Buschfeuer, wie hier in der Nähe der Stadt Dalveen in Queensland, kommen in Australien häufig vor.

© dpa/Darren England

Feuer ist das eine, Wasser das andere große Thema der Forscherin. Denn im Zuge des Klimawandels werden Dürren und Starkregen zunehmen. „Die Entwicklung der Temperatur durch steigende CO₂-Werte lassen sich mit Klimamodellen relativ robust simulieren. Vorhersagen von Niederschlägen sind aber deutlich unsicherer, da Wolkenbildung und Regen stark kleinskalig und regional geprägt sind“, sagt Kaboth-Bahr. „Wir wollen Daten zu Veränderungen der Feuchtigkeit und der Niederschläge in Warmphasen der Erdgeschichte liefern – um so besser einschätzen zu können, wie sich Niederschläge auch in Zukunft verändern könnten.“

Fossilien geben Auskunft

Dafür blicken die Forschenden in Erdzeitalter zurück, die deutlich wärmer waren als heute: zum Beispiel ins Eozän vor etwa 56 bis 34 Millionen Jahren. Bohrkerne aus der Grube Messel, einem stillgelegten Ölschiefer-Tagebau bei Darmstadt – einer einzigartigen Fossilien-Lagerstätte – zeichnen Klima und Umwelt vor rund 47 Millionen Jahren auf.

Während extremer Warmphasen, die ebenfalls in der Messel-Sedimentsequenz aufgezeichnet sind, sogenannte Hyperthermale, stiegen die CO₂-Werte sprunghaft an, und die globale Temperatur erhöhte sich noch einmal deutlich. Das Ökosystem des Sees habe sich dramatisch verändert, sagt Stefanie Kaboth-Bahr.

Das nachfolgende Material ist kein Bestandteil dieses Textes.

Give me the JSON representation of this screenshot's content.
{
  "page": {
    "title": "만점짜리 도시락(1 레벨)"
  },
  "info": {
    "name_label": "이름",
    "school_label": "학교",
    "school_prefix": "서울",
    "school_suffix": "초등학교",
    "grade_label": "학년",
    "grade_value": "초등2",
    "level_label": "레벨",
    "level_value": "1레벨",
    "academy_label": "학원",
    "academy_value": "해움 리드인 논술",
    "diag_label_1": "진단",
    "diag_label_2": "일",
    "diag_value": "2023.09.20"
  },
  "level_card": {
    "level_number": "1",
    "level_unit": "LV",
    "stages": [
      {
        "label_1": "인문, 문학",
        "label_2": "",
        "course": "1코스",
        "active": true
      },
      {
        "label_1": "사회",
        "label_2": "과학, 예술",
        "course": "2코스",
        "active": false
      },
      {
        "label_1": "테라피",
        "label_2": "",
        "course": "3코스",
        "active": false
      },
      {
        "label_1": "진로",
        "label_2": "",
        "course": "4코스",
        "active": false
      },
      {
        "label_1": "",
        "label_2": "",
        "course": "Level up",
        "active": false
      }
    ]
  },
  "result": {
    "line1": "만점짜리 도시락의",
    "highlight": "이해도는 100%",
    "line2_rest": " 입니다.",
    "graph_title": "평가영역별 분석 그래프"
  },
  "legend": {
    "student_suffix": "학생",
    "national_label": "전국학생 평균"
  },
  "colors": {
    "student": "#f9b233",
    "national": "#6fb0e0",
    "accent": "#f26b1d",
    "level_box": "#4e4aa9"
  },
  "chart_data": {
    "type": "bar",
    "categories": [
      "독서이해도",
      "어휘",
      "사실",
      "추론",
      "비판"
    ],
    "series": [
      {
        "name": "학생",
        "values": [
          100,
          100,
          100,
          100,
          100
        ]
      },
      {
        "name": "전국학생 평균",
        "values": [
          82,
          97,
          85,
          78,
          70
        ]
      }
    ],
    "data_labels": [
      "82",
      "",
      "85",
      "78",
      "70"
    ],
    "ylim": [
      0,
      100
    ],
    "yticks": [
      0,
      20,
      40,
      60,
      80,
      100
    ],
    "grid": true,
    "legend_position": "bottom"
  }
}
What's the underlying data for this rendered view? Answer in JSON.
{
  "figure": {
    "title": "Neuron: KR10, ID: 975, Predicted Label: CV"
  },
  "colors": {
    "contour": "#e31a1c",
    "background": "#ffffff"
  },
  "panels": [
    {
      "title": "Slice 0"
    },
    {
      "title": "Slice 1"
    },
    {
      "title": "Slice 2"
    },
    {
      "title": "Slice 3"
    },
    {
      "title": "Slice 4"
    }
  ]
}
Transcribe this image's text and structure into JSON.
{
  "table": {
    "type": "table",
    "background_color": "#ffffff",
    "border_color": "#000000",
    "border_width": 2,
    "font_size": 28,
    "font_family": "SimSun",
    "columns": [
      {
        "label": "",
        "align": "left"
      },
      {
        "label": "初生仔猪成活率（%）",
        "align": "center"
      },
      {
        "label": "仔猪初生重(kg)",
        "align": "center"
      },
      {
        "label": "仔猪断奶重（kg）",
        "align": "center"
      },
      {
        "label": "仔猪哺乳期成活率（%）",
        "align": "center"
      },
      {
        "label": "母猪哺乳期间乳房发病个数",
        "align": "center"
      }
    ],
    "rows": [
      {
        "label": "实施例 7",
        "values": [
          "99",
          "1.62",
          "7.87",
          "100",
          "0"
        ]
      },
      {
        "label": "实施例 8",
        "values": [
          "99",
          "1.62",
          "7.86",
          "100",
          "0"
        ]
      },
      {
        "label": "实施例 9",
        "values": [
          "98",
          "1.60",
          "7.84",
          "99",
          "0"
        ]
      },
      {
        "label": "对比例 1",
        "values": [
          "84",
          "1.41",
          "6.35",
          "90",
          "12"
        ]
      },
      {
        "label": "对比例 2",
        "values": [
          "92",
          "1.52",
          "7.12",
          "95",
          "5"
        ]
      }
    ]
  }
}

Bemerkenswerte Widerstandskraft

Erste Analysen deuteten darauf hin, dass Algenblüten zunahmen und die Zusammensetzung der Fischarten sich grundlegend veränderte. Dies lasse sich dank der außergewöhnlich gut erhaltenen Fischfossilien detailliert nachvollziehen. Doch ein Kipppunkt blieb aus – sobald die Temperaturen wieder sanken, kehrte das System in seinen ursprünglichen Zustand zurück. Anders als viele heutige Seen, die unter Klimawandel und menschlichen Belastungen plötzlich und unumkehrbar kippen können, habe das prähistorische Messel-Ökosystem eine bemerkenswerte Widerstandskraft gezeigt.

Wie können auch heutige natürliche Systeme noch genügend Kraft besitzen, sich selbst zu stabilisieren? Diese Frage stellt sich Stefanie Kaboth-Bahr. Denn selbst wenn es gelänge, Kohlendioxid aktiv aus der Atmosphäre zu entfernen, wird es sehr lange dauern, bis die Werte wieder sinken. Umso wichtiger ist es, die Emissionen schon jetzt drastisch zu begrenzen – damit die Ökosysteme überhaupt eine Chance haben, sich selbst wieder zu heilen.